RBI also held the reverse repo rate, the borrowing rate, unchanged at 3.35 per cent, Das added. The central bank also lowered its estimate for economic growth to 9.5 per cent for the current fiscal from earlier projection of 10.5 per cent due to the impact of the second wave of the coronavirus pandemic. The Marginal Standing Facility (MSF) rate and bank rates were also kept unchanged at 4.25 per cent, he also said.
RBI has cut the repo rate, its key lending rate, by a total of 115 basis points (bps) since March 2020 to soften the blow from the coronavirus pandemic.

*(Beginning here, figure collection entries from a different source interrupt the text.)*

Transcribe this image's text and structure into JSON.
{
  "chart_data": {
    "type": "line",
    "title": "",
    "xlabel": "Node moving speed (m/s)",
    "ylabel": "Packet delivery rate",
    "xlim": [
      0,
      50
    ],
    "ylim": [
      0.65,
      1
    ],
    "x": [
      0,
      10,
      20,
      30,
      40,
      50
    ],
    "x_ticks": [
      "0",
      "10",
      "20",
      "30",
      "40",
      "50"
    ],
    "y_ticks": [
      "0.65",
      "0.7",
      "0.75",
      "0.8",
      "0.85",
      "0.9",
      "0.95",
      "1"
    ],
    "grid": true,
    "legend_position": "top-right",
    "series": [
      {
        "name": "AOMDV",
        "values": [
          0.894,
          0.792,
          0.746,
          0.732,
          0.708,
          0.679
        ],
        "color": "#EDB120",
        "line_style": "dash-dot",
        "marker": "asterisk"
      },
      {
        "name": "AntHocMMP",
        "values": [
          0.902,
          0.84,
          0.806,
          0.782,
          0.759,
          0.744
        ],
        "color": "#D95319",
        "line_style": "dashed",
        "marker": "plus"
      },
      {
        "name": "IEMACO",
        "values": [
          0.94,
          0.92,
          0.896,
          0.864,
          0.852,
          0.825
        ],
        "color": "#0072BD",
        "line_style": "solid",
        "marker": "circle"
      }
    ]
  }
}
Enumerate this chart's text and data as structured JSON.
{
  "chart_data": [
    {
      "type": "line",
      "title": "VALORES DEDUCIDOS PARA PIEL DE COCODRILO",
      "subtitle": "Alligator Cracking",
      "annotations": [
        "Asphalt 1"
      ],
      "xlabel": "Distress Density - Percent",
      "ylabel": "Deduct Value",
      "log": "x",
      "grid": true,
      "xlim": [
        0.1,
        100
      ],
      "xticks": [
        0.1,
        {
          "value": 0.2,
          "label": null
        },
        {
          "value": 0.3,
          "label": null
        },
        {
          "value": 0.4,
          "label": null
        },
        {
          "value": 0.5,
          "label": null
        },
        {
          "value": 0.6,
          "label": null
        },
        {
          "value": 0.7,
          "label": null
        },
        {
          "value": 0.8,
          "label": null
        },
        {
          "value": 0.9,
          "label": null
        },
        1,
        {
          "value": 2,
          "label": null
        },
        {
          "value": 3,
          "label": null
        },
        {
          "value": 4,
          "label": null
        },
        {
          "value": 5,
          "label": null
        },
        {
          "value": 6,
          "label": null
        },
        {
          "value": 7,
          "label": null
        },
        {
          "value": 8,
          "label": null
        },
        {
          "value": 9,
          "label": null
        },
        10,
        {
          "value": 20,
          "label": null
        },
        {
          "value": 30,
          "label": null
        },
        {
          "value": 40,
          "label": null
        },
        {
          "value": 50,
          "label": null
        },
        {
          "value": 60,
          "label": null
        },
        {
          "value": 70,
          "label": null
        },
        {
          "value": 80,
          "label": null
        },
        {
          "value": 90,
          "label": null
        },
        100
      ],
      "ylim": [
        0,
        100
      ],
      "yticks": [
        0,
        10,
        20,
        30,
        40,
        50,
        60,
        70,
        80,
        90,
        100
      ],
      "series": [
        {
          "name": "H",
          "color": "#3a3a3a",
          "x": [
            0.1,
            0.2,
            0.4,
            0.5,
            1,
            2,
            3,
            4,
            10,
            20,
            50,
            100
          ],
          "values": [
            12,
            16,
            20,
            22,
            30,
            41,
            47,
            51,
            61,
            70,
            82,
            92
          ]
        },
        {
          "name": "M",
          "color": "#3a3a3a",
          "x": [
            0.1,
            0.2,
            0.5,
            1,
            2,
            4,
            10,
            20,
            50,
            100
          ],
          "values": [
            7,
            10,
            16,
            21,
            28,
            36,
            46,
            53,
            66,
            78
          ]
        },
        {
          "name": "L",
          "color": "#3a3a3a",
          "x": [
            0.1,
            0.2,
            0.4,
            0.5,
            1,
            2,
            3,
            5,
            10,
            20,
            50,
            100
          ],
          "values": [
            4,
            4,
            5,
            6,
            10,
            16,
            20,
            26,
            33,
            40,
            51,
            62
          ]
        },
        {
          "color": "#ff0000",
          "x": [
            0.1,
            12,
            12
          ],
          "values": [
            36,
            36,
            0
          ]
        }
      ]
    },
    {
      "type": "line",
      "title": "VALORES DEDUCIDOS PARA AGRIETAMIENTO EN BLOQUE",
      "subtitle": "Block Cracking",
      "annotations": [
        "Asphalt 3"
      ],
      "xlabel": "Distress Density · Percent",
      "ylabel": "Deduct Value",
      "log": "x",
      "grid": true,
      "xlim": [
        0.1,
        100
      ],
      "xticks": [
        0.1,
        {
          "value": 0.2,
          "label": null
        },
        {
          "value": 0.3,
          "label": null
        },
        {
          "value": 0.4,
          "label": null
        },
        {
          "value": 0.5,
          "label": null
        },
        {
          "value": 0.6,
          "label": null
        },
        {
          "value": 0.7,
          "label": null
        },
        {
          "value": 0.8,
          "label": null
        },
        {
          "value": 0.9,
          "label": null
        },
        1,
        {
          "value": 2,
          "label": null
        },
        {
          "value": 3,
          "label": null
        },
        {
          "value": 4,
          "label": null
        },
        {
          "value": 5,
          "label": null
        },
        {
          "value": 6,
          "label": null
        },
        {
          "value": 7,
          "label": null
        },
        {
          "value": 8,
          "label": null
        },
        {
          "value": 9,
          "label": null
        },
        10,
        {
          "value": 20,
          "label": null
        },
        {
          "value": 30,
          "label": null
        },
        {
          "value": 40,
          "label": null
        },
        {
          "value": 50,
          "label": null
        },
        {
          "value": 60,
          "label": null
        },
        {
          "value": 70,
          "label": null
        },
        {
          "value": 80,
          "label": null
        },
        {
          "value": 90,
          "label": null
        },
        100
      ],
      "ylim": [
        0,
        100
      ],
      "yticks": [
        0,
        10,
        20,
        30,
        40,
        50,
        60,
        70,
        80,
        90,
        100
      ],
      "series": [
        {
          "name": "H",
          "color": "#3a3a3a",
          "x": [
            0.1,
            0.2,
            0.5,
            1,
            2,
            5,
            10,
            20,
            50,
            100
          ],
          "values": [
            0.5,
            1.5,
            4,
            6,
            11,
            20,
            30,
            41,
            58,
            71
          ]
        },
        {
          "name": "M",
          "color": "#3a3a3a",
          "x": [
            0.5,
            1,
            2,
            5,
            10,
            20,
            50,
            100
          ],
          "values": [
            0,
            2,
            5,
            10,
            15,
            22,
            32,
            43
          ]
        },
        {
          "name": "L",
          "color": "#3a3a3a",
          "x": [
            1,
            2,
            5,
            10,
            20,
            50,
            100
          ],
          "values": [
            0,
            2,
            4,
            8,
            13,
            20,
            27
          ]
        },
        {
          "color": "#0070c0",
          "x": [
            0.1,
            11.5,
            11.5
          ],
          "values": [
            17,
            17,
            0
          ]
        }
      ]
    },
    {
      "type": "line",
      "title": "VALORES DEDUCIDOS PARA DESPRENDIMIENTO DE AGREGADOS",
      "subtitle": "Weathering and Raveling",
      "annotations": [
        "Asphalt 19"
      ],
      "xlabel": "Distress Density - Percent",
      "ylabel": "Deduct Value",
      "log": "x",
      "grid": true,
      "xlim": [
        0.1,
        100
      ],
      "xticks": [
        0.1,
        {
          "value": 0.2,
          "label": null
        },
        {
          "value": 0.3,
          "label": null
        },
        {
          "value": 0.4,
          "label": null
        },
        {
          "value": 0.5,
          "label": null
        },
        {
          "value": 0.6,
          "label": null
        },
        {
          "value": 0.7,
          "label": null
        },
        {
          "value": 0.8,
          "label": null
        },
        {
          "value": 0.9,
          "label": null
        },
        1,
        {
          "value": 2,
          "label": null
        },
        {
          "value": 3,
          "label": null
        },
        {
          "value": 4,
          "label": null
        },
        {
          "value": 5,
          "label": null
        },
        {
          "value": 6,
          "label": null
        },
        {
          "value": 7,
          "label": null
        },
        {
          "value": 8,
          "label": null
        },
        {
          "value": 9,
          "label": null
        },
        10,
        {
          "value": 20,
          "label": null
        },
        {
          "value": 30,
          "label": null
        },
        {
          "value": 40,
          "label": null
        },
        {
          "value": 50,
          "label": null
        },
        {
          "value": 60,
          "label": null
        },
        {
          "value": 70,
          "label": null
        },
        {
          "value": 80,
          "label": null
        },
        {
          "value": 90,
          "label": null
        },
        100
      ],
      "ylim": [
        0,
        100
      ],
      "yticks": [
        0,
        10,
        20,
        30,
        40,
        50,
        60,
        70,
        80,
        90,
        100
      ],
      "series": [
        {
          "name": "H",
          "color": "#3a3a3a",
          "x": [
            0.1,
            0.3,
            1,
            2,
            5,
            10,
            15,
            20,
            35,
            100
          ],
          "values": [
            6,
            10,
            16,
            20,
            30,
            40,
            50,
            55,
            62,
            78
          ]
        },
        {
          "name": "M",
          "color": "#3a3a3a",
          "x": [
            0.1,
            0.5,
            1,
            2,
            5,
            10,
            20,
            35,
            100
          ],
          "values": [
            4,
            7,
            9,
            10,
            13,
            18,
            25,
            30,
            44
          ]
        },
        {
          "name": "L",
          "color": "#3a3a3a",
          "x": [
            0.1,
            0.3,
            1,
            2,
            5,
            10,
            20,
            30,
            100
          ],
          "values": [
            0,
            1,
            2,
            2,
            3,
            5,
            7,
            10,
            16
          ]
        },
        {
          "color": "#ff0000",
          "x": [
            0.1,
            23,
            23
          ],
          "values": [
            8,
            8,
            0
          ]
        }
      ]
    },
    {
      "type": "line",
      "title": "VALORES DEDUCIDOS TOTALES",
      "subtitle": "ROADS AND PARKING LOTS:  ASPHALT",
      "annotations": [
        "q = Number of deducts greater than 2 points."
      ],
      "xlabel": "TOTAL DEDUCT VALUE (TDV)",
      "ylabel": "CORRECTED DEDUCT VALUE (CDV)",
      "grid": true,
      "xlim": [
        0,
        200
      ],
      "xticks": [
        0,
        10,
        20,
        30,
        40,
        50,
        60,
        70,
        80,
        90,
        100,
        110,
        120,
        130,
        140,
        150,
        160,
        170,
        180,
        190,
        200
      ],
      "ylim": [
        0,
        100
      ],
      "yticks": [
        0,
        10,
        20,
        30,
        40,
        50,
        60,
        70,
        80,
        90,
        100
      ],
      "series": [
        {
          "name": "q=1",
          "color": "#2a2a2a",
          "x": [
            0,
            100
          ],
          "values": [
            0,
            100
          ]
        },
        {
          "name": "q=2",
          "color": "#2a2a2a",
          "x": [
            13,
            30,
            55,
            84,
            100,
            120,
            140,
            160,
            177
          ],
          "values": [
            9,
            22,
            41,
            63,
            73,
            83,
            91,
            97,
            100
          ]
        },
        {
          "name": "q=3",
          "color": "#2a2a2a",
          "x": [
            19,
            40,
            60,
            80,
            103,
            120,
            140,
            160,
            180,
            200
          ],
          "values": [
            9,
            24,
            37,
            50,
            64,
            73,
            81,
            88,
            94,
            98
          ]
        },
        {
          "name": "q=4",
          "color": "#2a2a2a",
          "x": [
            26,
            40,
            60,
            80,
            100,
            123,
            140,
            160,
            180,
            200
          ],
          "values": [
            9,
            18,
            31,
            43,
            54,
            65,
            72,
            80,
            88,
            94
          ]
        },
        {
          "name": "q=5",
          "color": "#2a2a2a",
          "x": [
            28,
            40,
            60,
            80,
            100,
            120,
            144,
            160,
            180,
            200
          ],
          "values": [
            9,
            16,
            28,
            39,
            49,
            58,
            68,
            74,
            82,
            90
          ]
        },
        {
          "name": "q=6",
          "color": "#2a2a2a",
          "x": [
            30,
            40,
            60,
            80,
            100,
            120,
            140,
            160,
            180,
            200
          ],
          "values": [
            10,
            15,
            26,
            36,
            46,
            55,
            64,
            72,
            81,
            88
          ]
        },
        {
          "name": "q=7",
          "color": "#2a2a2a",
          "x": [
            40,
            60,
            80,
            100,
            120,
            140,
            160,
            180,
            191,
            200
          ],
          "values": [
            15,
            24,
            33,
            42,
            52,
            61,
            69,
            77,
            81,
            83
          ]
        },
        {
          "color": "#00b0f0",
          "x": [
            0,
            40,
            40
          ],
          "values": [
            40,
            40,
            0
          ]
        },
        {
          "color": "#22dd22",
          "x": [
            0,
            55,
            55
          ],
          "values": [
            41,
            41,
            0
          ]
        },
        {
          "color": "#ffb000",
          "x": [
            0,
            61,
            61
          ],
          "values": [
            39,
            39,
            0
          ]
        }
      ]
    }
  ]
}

MPC, which is the RBI’s rate-setting panel, began its three-day deliberations on the monetary policy on June 1.
The central bank last revised its policy rate on May 22, 2020, in an off-policy cycle to perk up demand by cutting interest rate to a historic low.
The RBI’s annual report, released last month, said that “the conduct of monetary policy in 2021-22 would be guided by evolving macroeconomic conditions, with a bias to remain supportive of growth till it gains traction on a durable basis while ensuring that inflation remains within the target”.
The report added that the central bank would ensure that system-level liquidity remains comfortable during 2021-22 is alignment with the stance of monetary policy, and monetary transmission continues unimpeded while maintaining financial stability.
The Indian economy rose by 1.6% in the January-March quarter from the previous year but witnessed a contraction of 7.3% for the entire fiscal year, its worst in more than 40 years.